What types of questions can the Custom Index Tool help answer?
The Custom Index Tool (CIT) is a report in Salesforce Audience Studio that is primarily used to compare two different segments (aka Populations). The CIT enables you to see how certain segments (or features) are represented in one population vs. another population. The CIT is best used when trying to answer questions about how one population differs from another, or what makes a specific high-value segment different from another group of users.
As such, it’s important to remember the results of the Custom Index Report are always going to be relative to the two populations you are comparing: the local population & the reference population. See Key Terminology section below for more definitions.
The CIT is great for answering:
“How do users in segment X differ from users in segment Y?”
Example segment comparisons:
- Online Converters vs. All Site Visitors
- Regular Visitors vs. Occasional Visitors
- Subscribers vs. Non-Subscribers
- Users exposed to Campaign A vs Users exposed to Campaign B
- My Site Visitors vs. General Internet Population (aka large extension segment)

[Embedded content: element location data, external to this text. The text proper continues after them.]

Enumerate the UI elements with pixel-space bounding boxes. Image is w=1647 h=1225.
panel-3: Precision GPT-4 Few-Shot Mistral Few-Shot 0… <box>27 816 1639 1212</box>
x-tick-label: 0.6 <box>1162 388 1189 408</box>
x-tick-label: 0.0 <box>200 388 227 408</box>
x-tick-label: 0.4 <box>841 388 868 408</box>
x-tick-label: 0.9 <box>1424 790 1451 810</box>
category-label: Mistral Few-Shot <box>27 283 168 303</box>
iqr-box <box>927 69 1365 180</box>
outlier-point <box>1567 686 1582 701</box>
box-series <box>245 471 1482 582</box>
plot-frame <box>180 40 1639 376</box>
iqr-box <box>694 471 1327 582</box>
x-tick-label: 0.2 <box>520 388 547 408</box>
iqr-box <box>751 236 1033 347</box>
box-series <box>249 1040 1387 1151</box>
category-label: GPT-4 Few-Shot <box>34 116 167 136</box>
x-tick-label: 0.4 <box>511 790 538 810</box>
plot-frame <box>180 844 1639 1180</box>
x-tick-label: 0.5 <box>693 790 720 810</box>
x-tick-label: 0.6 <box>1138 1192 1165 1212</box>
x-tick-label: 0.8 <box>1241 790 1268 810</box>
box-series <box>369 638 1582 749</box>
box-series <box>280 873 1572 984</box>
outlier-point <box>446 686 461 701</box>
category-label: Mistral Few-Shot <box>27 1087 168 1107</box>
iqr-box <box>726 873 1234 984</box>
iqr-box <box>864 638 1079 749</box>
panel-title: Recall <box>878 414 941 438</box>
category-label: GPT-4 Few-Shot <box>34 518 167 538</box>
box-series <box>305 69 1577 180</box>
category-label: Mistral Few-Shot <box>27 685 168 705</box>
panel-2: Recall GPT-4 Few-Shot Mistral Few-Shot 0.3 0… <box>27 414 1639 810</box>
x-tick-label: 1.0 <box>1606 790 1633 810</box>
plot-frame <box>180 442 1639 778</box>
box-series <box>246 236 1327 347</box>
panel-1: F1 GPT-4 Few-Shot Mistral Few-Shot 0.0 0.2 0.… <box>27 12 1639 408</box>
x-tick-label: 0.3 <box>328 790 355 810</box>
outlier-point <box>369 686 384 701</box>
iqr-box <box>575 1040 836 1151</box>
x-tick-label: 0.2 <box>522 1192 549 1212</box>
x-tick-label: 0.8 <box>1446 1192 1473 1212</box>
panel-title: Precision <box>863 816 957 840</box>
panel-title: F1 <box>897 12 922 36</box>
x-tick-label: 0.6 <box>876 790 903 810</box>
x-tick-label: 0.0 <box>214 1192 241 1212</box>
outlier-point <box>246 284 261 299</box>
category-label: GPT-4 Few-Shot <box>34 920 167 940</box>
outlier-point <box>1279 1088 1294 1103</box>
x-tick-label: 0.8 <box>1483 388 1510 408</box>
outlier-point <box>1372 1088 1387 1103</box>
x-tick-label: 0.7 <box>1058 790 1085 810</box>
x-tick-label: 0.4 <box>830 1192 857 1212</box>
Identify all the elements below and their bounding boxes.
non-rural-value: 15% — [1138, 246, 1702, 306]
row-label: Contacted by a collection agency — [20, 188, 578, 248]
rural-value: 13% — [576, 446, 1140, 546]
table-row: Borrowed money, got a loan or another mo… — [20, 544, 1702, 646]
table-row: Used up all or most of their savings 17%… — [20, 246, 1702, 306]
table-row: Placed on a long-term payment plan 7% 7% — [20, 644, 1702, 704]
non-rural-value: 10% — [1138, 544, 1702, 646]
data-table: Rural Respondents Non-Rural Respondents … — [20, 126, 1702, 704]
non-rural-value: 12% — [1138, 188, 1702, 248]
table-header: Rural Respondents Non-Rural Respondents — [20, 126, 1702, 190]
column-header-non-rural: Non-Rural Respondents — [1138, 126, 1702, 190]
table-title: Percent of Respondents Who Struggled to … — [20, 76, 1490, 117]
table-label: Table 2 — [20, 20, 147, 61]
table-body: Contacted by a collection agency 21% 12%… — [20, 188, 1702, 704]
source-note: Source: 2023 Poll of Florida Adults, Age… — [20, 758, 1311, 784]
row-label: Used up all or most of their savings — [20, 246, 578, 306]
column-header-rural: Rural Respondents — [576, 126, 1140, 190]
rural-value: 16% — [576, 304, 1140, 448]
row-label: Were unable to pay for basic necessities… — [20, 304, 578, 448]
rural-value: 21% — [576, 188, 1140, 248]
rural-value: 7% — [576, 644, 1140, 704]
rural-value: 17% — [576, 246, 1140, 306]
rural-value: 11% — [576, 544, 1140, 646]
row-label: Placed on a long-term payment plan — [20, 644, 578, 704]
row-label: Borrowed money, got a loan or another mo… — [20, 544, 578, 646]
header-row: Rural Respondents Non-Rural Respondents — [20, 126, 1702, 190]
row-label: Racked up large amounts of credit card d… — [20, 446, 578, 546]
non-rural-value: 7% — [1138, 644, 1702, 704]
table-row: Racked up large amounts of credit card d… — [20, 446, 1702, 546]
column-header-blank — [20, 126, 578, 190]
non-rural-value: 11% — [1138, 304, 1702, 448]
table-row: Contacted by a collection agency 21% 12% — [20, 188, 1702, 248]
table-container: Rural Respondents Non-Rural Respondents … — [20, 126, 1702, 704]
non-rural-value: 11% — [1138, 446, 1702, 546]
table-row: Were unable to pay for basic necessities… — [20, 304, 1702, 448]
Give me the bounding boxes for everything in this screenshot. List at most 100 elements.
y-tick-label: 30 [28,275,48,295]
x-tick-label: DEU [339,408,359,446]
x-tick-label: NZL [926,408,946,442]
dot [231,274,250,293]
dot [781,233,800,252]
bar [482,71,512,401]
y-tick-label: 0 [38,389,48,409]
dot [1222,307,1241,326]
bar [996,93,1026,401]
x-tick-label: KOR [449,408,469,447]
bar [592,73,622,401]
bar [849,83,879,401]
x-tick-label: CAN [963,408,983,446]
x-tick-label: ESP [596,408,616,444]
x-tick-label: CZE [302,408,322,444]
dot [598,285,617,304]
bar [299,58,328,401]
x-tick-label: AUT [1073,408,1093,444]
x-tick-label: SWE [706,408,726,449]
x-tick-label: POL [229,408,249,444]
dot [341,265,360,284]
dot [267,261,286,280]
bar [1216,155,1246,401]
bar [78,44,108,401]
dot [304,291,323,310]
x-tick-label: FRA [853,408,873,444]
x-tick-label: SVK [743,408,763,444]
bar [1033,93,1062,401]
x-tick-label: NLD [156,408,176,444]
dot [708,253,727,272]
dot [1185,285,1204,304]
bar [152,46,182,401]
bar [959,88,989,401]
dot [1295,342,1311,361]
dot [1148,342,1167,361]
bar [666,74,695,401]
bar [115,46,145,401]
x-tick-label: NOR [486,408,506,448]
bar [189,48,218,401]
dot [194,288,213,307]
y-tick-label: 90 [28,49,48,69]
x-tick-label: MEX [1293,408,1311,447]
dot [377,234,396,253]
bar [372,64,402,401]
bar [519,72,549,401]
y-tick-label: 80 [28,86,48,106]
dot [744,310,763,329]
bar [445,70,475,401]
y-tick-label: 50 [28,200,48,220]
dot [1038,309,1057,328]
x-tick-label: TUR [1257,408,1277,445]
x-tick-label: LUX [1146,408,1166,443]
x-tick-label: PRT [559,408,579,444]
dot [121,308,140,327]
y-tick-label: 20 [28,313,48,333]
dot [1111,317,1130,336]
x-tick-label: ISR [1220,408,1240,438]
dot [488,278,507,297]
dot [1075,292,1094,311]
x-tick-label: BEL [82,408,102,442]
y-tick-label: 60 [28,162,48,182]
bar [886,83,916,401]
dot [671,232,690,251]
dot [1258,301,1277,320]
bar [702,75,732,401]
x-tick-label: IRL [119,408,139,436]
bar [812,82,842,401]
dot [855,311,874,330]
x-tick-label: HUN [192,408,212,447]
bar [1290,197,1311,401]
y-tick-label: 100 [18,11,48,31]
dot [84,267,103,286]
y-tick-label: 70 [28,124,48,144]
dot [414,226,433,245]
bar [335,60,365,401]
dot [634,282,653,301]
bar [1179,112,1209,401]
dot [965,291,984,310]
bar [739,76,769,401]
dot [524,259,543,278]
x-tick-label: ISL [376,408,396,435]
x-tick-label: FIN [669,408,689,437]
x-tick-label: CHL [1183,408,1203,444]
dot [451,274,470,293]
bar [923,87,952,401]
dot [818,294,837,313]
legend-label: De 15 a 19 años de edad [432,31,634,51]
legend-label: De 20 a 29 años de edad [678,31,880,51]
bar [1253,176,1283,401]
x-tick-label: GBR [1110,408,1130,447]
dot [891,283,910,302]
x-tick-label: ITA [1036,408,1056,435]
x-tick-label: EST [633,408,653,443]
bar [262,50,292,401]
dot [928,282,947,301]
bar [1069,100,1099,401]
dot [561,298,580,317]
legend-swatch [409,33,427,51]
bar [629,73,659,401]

Results from the CIT can be used for the following use cases:
- Informing marketing strategies
- Audience Segmentation
- Advanced Persona Building
Custom Index Tool - Key Terminology:
Local Population (segment of interest):
A single segment selected when submitting the report that represents the population of interest for your analysis.
Reference Population (comparison segment):
This is the segment you are comparing the local population to.
Feature Segments & Feature Sets:
These are segments which represent the things you want to learn about your local and reference populations. For example, gender, age, lifestyle, etc. Best practice is to use
EXHAUSTIVE groups of feature segments, aka “Feature Sets.”
Each individual segment is a feature, and each colored group is a feature set.
Calculated value which compares the relative overlaps of a given feature segment with the local and reference populations.
- A positive number (index) indicates that the feature is overrepresented in the local population when compared to the reference population. This means the feature has a higher likelihood of existing in the local population vs. the reference population.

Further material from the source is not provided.